Visualizo, como si de ayer se tratara, a dos personajes jóvenes que iban
caminando y de repente el suelo se hundió y cayeron a una especie de
caverna en la que encontraron una especie de tesoro. Era una obra de
arte, que llegó a mí, en humilde papel y que, de vez en cuando, vuelve a
mi memoria porque se resiste a olvidarlo. Miles de cómics han pasado
por mis manos, que inconscientemente ansían encontrarlo de nuevo, pero
la búsqueda no ha sido, hasta ahora, fructífera.
Posiblemente fueran
aquellos héroes de papel, que yo transformaba en mis amigos y que
invitaba a participar de mis juegos y sueños, los que hicieran al lector
y al escribiente. Vienen a mi mente personajes como Tamar, Roberto
Alcázar y Pedrín, El Guerrero del Antifaz, El Llanero Solitario, Capitán
Trueno, Jabato, o los que llegaron poco después como Los Cuatro
Fantásticos o Spiderman, por citar sólo algunos. Algunos profesores
llevaban a cabo su inquisidor papel, el de villano de mi historia,
porque practicaban una labor de expolio y de secuestro de obras que
jamás recuperábamos, después de aquel capón, y algo más, que nos
indicaba que sólo había que leer el libro de texto. Se empeñaban en
castrar nuestra imaginación y no les gustaba que voláramos y voláramos.

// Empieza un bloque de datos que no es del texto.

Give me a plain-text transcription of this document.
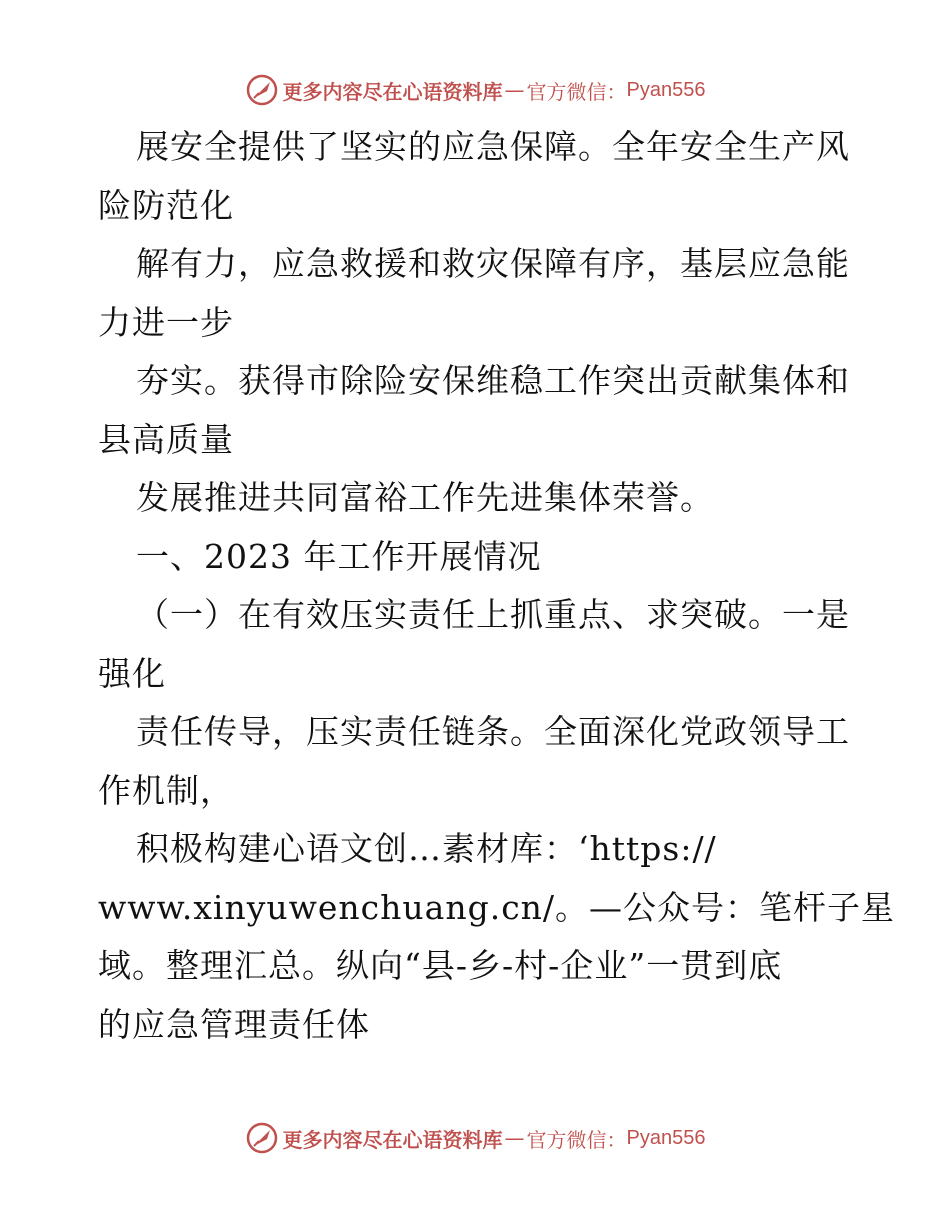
更多内容尽在心语资料库 — 官方微信： Pyan556
展安全提供了坚实的应急保障。全年安全生产风
险防范化
解有力，应急救援和救灾保障有序，基层应急能
力进一步
夯实。获得市除险安保维稳工作突出贡献集体和
县高质量
发展推进共同富裕工作先进集体荣誉。
一、2023 年工作开展情况
（一）在有效压实责任上抓重点、求突破。一是
强化
责任传导，压实责任链条。全面深化党政领导工
作机制，
积极构建心语文创…素材库：‘https://
www.xinyuwenchuang.cn/。—公众号：笔杆子星
域。整理汇总。纵向“县-乡-村-企业”一贯到底
的应急管理责任体
更多内容尽在心语资料库 — 官方微信： Pyan556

Posiblemente mi actitud de rebeldía ante tamaño abuso de poder me llevó a
seguir leyendo y amando a aquellos personajes que me daban tantas y
tantas satisfacciones y me incitaban a participar en el mundo de las
fantasías y de las historias en las que se me apetecía jugar un papel
protagonista.
Aquella experiencia de la niñez hizo que, sin darme
cuenta, creciera en mí esa faceta, que tanto me aporta, de coleccionar
determinados libros, revistas, documentos, postales, sellos, fotografías
de épocas pasadas y debido a ello he de decirles que hoy en día, y
desde hace muchos años, soy bibliófilo y coleccionista y gozo no sólo
con leer algunos títulos sino con el placer de tenerlos en mis manos, de
cuidarlos, de ojearlos y, en cierto modo, acariciarlos y mimarlos,
además de disponer de materiales que por sí solos pudieran ser la razón
de un escrito, de un comentario, de una particular historia. Me apetece,
en ocasiones, perderme entre las ediciones agotadas o libros que no son
habituales en bibliotecas ni en colecciones particulares porque
simplemente son ejemplares de mi colección, que con tanto cuidado he ido
colocando en su lugar, porque cada colección es única. Al acudir a
anticuarios o rastros y ver ejemplares firmados por sus autores,
ediciones agotadas, libros rarísimos, evidentemente, entre muchos otros
que no lo son, me vienen a la mente sus pasados lectores, sus antiguos
propietarios, el orden que dieron a su biblioteca, el espacio que
ocuparon en otros momentos y de repente, cuando su poseedor parte, la
colección es regalada, vendida o tirada a un contenedor de basura y, sin
más, se convierte en otra cosa porque ya no forma parte de una
colección y pasa a formar parte, injustamente, de un basurero. Hace dos
semanas no pude evitar un crimen y es que en el momento de pasar ante
unos contenedores de basura, los empleados municipales de limpieza
estaban lanzando dos cajas repletas de libros, se podía apreciar que
eran muy antiguos, al camión de la basura. Me entró una congoja
mayúscula al presenciar aquel atentado a la memoria de un ser humano que
los tuvo consigo, posiblemente durante mucho tiempo, y ahora,
posiblemente sus herederos, creyeron, en su mayúscula ignorancia, que no
eran útiles ni interesantes.
En ocasiones, y con más suerte, en
esas librerías de segunda mano, en anticuarios o rastros algunos
ejemplares caen en manos deseosas de protegerlos y de gozarlos pero
otros, por diferentes circunstancias, desaparecen por estar algo
estropeados o por el inevitable paso del tiempo. Puede suceder que otros
libros no tengan significado para los que han decidido buscar entre
tantos y tantos volúmenes. Se trata de que su pasado significado ya no
lo tiene o porque, simplemente, nadie lo recupera de entre el caos al
que ha sido condenado. Vale la pena indagar entre viejos libros porque,
en ocasiones, surge ante ti una pieza única, inusual que puede reportar
una gran satisfacción. Como ejemplo una señora que hereda una serie de
objetos y entre ellos unos hermosos muebles, de pequeño tamaño, que
contenían una serie de libros antiquísimos. Fue a un anticuario y le
dijo que si le interesaban aquellos muebles, el anticuario le dijo que
cuánto pedía por ellos, sin saber nada del contenido, es decir, de los
libros. Se habló de unas cifras, en las que se pusieron de acuerdo.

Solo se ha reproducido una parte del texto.